The portfolio includes blends from a mix of 40 different herbs, like red-rose buds from Morocco, orange peel from Spain and juniper that grows wild in the hills of Tuscany. Ivano Tonutti, master herbalist for the more than 150-year-old iconic Italian brand, searches the world selecting from only the most sustainable sources of botanicals and herbs, grown by the most trusted farmers.

“It’s very important that we have good relationships with the farmers. We rely on them to nurture and grow the natural ingredients that go into our vermouths season after season. Consumers expect the same refreshing taste each and every time they enjoy MARTINI,” says Tonutti. “It’s a personal relationship as much as a business arrangement for MARTINI. It’s just the way we do business.”

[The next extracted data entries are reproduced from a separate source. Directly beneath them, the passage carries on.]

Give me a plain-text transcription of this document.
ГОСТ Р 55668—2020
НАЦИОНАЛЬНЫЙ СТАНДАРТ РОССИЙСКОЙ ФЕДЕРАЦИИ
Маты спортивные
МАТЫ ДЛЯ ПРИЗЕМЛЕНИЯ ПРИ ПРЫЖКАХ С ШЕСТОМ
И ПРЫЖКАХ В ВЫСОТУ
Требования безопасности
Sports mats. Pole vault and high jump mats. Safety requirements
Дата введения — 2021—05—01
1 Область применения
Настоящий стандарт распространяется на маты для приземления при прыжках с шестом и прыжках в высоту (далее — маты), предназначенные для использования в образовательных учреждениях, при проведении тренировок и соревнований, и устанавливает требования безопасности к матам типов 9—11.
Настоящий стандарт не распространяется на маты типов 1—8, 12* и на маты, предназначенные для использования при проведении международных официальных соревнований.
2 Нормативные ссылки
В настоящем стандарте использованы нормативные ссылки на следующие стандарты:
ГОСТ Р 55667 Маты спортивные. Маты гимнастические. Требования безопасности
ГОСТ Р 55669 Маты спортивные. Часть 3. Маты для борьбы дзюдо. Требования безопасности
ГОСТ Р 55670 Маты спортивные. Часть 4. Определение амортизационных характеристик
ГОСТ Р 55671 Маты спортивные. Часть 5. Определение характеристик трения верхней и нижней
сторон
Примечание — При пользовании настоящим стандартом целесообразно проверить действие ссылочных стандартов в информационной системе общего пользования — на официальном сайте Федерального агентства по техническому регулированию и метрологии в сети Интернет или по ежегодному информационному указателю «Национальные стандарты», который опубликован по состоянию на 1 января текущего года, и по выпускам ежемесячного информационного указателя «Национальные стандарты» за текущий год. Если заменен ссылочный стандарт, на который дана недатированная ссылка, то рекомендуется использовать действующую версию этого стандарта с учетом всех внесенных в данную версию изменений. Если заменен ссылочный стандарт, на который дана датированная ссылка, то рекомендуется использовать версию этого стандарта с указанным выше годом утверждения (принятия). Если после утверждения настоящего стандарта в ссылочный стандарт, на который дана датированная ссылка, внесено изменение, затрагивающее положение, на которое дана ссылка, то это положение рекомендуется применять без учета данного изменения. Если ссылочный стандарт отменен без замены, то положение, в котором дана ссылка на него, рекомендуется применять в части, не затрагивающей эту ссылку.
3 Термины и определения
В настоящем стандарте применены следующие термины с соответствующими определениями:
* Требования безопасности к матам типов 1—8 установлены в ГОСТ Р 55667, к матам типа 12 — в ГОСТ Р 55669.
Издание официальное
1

It is in that spirit of sustainability that MARTINI ensures no part of the botanical goes to waste. What is left over from production is transformed into briquettes – amounting to 200 tons each year. This is used as stable bedding for cattle, and later turned into compost.

“The botanical comes from the earth, and then goes back. The cycle of life is complete,” explains Tonutti. “Our goal is to put back at least as much as we take out from the environment.”

“Sustainability is very important for MARTINI. It’s part of the culture, it’s part of our passion – our gioia di vivere (joy of living) – in everything we do,” adds Tonutti.

As part of the ongoing MARTINI commitment to protect the environment and reach a net-zero impact, the brand has had a more than 30 percent reduction in greenhouse gas emissions and cut its water use by nearly four percent at MARTINI facilities around the world in the past eight years.